Farmers and  growers are now dealing with pests and diseases that  were unheard of in our neck of the woods twenty years ago. Leaf hoppers showing up in June. Downy mildew in vine crops. Late blight of tomatoes and potatoes…ok,but in July? Squash vine borer?  These were all things that were common in the Mid Atlantic states, and now they are arriving in New England like an unwanted house guest.

Rush Limbaugh told me global warming is  a Greenie hoax.  Maybe he knows something ,I dunno……  but something weird is going on with the weather…

Feb 28 2010

Things have been very busy since my last blog.
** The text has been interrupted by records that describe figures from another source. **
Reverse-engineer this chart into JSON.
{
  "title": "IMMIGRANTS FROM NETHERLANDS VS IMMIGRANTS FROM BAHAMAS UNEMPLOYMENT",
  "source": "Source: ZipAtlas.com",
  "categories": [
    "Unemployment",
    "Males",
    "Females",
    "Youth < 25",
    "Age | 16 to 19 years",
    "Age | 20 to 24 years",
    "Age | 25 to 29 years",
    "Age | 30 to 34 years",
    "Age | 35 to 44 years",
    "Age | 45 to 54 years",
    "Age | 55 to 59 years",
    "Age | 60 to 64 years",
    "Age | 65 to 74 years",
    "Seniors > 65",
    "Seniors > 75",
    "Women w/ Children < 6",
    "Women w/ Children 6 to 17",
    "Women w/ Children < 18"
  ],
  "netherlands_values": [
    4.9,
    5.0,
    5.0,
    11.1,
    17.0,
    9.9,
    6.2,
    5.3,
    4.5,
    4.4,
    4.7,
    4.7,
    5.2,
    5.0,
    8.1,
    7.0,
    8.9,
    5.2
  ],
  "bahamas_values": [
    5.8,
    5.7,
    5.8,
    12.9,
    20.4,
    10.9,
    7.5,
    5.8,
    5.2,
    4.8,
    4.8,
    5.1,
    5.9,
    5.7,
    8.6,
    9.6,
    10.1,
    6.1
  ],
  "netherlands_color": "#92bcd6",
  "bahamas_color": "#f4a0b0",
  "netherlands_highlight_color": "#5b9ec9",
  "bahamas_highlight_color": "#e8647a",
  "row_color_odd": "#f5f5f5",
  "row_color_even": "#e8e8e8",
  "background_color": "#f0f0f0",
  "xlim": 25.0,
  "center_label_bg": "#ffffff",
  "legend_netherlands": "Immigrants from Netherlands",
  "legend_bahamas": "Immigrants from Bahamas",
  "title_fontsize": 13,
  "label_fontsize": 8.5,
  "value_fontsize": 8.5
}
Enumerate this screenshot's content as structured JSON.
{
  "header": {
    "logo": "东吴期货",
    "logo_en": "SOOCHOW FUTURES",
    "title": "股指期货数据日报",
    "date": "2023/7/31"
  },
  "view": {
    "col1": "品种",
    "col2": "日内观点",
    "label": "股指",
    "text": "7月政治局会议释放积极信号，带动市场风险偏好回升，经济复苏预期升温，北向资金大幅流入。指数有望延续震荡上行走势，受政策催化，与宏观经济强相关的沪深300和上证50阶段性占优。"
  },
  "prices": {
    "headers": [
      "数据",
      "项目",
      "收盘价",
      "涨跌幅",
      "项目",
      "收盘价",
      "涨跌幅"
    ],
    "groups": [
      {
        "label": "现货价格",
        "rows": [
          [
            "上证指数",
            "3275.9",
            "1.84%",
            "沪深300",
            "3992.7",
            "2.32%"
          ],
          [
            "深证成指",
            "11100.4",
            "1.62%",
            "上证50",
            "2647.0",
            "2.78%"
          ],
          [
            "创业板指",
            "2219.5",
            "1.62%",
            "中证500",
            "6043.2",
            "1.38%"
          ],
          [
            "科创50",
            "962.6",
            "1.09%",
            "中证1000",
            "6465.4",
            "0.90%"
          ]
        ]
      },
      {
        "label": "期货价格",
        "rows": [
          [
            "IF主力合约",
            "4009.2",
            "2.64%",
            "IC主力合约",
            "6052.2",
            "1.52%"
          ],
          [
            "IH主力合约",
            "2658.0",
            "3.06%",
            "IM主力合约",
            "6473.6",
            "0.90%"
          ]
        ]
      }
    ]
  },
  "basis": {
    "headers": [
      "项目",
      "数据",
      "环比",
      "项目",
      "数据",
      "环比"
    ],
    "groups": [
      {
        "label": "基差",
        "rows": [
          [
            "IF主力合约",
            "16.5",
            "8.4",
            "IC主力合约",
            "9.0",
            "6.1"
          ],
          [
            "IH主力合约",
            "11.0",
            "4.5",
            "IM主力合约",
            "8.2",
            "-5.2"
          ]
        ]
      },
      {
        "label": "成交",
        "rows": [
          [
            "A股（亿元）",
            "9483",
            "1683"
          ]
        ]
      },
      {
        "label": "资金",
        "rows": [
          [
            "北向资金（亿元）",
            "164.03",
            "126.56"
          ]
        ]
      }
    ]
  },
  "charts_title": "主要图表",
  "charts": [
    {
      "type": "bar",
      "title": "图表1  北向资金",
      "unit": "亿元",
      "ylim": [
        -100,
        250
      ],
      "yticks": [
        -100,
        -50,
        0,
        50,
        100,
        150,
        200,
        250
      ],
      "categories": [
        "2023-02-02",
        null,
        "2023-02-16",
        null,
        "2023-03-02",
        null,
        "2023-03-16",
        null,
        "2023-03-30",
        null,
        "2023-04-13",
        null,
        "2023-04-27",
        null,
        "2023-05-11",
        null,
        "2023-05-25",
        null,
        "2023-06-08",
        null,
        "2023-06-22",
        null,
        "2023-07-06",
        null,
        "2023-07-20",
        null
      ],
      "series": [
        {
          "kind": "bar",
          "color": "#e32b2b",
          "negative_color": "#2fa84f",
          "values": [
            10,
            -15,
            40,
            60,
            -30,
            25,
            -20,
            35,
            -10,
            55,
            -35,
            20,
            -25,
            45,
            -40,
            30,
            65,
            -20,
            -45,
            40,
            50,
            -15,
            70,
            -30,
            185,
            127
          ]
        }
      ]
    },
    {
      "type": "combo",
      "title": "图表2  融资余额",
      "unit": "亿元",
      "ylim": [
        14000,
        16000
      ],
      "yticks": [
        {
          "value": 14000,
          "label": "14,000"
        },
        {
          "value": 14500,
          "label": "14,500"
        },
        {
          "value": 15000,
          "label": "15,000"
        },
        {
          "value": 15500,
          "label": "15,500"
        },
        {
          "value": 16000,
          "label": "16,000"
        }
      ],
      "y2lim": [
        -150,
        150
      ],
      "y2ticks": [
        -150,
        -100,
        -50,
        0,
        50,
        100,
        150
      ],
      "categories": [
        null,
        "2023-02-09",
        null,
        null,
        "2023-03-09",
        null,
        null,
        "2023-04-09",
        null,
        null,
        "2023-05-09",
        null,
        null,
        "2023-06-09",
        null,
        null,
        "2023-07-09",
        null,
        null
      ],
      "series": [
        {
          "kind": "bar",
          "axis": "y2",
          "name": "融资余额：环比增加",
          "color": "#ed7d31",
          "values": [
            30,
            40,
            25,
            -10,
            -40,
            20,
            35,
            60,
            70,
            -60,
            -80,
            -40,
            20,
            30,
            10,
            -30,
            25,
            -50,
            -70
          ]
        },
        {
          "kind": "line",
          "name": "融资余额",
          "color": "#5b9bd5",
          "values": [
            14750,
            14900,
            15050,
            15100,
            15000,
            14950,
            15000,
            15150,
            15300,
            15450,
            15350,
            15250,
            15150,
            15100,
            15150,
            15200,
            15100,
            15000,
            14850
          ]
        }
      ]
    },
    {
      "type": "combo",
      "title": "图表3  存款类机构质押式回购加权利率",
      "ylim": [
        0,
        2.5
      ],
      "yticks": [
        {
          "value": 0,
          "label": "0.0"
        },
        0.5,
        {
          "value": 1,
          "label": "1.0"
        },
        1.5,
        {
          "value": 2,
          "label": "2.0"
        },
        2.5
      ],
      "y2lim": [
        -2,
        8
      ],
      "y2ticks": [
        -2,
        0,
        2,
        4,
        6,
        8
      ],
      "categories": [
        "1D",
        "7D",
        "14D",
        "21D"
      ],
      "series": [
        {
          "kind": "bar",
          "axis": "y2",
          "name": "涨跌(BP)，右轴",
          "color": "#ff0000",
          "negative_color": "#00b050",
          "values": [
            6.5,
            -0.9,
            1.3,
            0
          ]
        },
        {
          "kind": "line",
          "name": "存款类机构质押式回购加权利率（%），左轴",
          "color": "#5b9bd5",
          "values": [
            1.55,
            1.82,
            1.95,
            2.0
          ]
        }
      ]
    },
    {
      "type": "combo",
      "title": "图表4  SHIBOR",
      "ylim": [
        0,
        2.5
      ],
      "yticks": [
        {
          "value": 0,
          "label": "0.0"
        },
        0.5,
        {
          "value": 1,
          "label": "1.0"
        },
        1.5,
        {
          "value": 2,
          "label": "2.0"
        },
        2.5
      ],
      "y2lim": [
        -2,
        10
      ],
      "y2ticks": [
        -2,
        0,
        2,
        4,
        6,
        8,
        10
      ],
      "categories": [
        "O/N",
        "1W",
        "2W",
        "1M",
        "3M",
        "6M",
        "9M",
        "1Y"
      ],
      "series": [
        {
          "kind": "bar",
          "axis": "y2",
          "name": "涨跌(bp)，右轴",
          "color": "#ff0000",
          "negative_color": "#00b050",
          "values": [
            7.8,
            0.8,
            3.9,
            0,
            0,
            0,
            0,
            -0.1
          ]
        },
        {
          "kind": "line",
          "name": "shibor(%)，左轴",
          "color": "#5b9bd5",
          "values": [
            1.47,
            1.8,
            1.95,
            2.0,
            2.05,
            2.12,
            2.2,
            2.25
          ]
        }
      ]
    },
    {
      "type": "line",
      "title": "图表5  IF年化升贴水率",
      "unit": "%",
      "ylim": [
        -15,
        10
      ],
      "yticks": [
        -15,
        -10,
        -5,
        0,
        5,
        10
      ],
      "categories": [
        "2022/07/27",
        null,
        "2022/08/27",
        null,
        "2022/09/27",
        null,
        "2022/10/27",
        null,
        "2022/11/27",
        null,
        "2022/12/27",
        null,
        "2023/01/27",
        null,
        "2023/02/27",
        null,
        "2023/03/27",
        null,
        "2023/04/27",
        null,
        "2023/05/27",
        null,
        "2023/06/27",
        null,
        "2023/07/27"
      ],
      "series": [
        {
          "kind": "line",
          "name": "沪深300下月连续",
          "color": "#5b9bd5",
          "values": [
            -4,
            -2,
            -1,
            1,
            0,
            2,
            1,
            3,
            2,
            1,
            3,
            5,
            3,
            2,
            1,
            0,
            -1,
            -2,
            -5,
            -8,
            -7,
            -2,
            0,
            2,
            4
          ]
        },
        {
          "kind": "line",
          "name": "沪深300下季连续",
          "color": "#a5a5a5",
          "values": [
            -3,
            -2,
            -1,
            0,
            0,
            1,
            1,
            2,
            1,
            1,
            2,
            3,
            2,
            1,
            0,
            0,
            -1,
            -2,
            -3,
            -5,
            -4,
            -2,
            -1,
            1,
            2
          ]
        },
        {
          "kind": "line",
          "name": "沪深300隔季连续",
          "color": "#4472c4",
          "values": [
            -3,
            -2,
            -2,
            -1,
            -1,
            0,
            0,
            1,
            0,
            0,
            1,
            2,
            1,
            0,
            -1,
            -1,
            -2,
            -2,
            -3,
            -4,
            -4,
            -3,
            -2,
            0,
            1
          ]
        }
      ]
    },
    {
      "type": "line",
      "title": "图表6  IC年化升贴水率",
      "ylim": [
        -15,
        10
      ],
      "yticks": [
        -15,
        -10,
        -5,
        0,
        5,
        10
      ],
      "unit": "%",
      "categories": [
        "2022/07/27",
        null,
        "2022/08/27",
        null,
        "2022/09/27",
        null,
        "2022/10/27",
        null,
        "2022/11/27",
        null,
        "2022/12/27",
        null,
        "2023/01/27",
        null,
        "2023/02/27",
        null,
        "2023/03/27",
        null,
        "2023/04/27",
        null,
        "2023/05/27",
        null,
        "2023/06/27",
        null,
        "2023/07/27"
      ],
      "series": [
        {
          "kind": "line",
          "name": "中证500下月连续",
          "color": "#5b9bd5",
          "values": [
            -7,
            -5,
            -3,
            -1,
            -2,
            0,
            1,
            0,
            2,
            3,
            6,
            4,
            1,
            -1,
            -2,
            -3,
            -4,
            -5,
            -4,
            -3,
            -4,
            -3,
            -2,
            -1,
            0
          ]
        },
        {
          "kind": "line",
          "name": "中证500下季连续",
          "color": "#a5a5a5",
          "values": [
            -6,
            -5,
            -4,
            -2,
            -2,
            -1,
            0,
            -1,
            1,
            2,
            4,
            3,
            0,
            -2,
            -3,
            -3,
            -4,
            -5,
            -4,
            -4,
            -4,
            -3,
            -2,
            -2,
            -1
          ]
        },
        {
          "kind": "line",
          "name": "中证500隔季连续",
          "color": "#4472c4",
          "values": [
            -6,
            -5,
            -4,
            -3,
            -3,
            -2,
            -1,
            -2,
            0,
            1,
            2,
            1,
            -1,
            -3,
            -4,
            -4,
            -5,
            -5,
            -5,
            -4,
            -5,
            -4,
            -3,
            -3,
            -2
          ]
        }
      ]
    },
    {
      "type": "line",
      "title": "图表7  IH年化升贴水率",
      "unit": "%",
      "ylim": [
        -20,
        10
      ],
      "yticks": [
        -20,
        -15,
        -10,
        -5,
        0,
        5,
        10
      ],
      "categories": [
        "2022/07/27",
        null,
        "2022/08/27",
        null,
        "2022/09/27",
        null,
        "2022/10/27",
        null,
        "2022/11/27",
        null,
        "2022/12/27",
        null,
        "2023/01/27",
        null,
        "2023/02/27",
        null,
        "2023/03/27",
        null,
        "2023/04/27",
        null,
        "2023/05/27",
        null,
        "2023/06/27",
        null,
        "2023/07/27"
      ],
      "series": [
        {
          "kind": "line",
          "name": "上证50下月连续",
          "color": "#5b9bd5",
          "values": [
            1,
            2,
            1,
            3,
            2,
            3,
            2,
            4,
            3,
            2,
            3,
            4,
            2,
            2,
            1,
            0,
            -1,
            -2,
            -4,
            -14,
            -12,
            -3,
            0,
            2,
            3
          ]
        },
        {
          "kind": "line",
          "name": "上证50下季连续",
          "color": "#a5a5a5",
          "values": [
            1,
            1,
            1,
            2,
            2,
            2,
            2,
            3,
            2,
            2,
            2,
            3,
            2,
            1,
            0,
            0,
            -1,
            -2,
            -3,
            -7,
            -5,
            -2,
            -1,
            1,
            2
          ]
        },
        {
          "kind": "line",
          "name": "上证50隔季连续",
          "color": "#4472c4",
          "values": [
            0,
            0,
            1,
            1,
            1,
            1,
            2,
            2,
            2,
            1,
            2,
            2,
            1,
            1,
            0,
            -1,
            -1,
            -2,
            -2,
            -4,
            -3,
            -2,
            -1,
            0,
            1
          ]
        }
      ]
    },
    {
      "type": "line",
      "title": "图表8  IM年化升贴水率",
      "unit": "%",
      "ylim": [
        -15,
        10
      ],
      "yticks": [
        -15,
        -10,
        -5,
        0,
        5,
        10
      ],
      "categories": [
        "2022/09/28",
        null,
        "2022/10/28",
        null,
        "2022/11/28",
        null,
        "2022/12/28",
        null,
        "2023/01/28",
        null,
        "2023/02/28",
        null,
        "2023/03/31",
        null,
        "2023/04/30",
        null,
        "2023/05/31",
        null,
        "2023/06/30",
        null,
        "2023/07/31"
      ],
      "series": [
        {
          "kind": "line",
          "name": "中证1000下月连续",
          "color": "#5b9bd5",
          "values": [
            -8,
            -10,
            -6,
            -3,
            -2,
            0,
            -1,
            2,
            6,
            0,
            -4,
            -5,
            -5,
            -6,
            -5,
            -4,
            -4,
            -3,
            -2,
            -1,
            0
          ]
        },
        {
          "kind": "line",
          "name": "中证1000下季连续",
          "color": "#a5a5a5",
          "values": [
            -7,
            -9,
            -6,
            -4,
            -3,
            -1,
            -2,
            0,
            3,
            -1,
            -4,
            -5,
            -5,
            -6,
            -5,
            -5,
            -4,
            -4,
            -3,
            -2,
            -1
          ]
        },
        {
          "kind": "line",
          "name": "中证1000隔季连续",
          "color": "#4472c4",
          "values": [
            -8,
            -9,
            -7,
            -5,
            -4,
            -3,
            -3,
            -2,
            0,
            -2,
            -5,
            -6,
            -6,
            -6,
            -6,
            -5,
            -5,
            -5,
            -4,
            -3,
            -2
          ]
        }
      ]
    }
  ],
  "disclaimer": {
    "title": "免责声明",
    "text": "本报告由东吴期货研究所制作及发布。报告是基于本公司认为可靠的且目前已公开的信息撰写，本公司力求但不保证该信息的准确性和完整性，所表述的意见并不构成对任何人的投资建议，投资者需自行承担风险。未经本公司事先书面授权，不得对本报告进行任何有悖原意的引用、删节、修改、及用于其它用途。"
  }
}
There has been some movement in response to the proposed federal food safety regulation that has been heartening. A particular senator actually  solicited some input from  some of us smaller growers  and recently the Hanover Consumer Coop urged its membership to  contact their senators   and  representatives with their concerns about the effects of the legislation (as written thusfar) upon thier local farms and  as well as their local food supply. So I wont belabor the discussion other than to say that it would be helpful if you are concerned as well to contact your legislator. Can’t hurt to be heard, and the stakes are significant.

So this week  the “rattle and hum” of the farm gets turned up a  notch. The crew is being assembled, people  are collecting at the farm to get underway for the 2010 season. Liz and I have been busy taking vegetative cuttings of  various ornamentals while Mike has sowed the onions for the field. I have been seeding perennials for the greenhouses and Liz and I grafted the  first batch of greenhouse tomatoes last Friday (350 plants). Later this week  we will open greenhouses to pot up the first of the incoming rooted cuttings and liners. Mike and Ray will fire up the soil potting machine and the peat dust will  return to the shelves we worked on  all winter to clean up.  There will be plenty more gray,damp,snowy,muddy days but this week we definitely will turn the corner on spring.